Em setembro, o Comitê Misto da Vacinação e Imunização do Reino Unido (JCVI) chamou a atenção por destoar de agências de saúde de outros países desenvolvidos ao não recomendar vacina da Covid-19 para crianças e adolescentes entre 12 e 15 anos, exceto para aqueles com problemas de saúde agravantes para o quadro da Covid-19. A entidade promete atualizar sua recomendação a respeito das crianças menores antes do Natal, e está sob intensa pressão especialmente após a emergência da variante ômicron.

O JCVI recomendou a vacina para mulheres grávidas: o diretor do comitê, Wei Shen Lim, relata que “não há evidência para sugerir que as vacinas da Covid-19 aumentam o risco de aborto espontâneo, natimortos ou malformações” e que a doença representa um risco maior à gestante e ao bebê. A decisão veio após emergirem novos dados sugerindo que a Covid-19 tem se tornado mais ameaçadora para grávidas.

A tendência no Brasil, que se refletiu na decisão do STF a respeito de barrar a entrada de pessoas no país sem prova de inoculação, tem sido uma ênfase na distinção entre vacinados e não-vacinados, e uma falta de prioridade à distinção entre imunizados e não-imunizados, que levaria em conta a imunidade natural.

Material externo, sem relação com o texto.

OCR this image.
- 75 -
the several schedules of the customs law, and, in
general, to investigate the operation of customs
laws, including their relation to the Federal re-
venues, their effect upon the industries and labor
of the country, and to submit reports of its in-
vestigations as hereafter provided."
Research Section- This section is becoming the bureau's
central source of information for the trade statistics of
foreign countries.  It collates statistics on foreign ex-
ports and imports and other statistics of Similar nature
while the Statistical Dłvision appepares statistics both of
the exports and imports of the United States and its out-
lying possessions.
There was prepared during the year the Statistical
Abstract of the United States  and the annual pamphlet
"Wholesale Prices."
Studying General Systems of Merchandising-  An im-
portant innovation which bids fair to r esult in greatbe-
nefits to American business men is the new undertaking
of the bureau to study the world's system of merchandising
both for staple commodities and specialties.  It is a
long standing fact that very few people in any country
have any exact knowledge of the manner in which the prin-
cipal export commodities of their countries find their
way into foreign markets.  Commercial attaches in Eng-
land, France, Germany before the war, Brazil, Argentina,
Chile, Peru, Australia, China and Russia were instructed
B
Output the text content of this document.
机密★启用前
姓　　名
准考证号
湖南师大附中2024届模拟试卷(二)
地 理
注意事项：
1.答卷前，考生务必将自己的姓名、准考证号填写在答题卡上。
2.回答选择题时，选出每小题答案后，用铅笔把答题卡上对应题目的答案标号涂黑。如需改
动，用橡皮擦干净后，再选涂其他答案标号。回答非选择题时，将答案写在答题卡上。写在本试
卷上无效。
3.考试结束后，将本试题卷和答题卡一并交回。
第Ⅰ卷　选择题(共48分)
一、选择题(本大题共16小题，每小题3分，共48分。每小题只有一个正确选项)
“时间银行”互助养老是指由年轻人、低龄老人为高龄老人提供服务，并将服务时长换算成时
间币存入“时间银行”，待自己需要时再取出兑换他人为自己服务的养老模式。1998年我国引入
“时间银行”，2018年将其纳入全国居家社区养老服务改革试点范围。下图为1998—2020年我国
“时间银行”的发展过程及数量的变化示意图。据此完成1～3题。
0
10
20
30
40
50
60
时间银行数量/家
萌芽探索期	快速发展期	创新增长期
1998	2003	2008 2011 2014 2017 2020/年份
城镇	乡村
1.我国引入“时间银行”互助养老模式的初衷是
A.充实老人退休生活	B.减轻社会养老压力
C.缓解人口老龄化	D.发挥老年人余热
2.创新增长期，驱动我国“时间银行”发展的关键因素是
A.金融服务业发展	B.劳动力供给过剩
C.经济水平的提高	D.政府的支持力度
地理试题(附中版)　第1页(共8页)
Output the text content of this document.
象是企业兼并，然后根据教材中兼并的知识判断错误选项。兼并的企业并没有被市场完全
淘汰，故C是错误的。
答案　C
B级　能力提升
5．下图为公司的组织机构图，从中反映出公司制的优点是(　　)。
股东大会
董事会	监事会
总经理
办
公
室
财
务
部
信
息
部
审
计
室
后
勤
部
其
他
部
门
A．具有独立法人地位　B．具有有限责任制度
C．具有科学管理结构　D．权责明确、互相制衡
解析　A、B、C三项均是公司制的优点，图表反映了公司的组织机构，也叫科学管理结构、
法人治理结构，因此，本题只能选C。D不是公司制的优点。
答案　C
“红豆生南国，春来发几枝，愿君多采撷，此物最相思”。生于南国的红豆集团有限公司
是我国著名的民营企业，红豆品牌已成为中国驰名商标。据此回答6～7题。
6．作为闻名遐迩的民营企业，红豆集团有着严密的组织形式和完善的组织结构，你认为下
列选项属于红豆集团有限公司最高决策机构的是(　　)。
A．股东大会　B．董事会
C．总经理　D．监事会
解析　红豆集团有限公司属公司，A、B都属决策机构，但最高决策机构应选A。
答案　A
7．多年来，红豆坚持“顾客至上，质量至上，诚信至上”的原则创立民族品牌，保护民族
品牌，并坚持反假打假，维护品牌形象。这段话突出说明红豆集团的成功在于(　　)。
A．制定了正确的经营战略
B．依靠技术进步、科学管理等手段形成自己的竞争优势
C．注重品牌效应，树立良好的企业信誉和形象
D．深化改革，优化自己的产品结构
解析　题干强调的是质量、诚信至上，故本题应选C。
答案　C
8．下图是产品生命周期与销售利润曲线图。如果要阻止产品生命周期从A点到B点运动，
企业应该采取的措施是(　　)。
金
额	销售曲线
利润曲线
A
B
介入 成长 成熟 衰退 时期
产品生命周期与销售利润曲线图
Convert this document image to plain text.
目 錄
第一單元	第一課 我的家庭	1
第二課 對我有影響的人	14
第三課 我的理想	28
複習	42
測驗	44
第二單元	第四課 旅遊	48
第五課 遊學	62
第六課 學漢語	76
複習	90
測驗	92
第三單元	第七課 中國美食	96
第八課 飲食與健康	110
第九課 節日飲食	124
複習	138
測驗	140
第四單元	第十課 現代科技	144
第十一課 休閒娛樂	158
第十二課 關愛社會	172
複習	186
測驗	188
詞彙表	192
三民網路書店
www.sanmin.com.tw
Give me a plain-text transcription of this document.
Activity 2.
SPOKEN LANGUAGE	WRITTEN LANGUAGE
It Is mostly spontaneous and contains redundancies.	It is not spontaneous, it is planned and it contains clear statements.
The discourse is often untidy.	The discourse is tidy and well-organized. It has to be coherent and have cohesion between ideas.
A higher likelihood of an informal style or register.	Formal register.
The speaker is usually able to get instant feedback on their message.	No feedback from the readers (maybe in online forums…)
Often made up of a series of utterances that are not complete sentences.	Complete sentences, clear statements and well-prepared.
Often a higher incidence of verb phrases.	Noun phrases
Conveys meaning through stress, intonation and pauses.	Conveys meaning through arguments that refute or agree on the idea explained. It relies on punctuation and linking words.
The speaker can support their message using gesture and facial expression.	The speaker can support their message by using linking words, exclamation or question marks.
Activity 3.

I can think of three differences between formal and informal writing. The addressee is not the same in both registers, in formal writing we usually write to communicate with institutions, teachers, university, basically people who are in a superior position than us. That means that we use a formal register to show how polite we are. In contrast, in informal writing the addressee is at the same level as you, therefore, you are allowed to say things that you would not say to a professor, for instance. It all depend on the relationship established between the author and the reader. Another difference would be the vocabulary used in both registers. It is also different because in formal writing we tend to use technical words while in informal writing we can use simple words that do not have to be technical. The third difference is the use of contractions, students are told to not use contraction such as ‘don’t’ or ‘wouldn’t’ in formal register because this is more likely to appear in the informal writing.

Outros países, como a Dinamarca, incluem a imunidade natural entre as formas de proteção adquirida contra o vírus incluídas em seu novo passaporte da Covid-19. Saber mais a respeito da diferença entre a imunidade natural e a imunidade conferida pelas vacinas (bem como a diferença de proteção delas contra novas variantes) é salutar para saber se há uma necessidade de vacinar as crianças: comparar as forças das imunidades é tão importante quanto comparar riscos.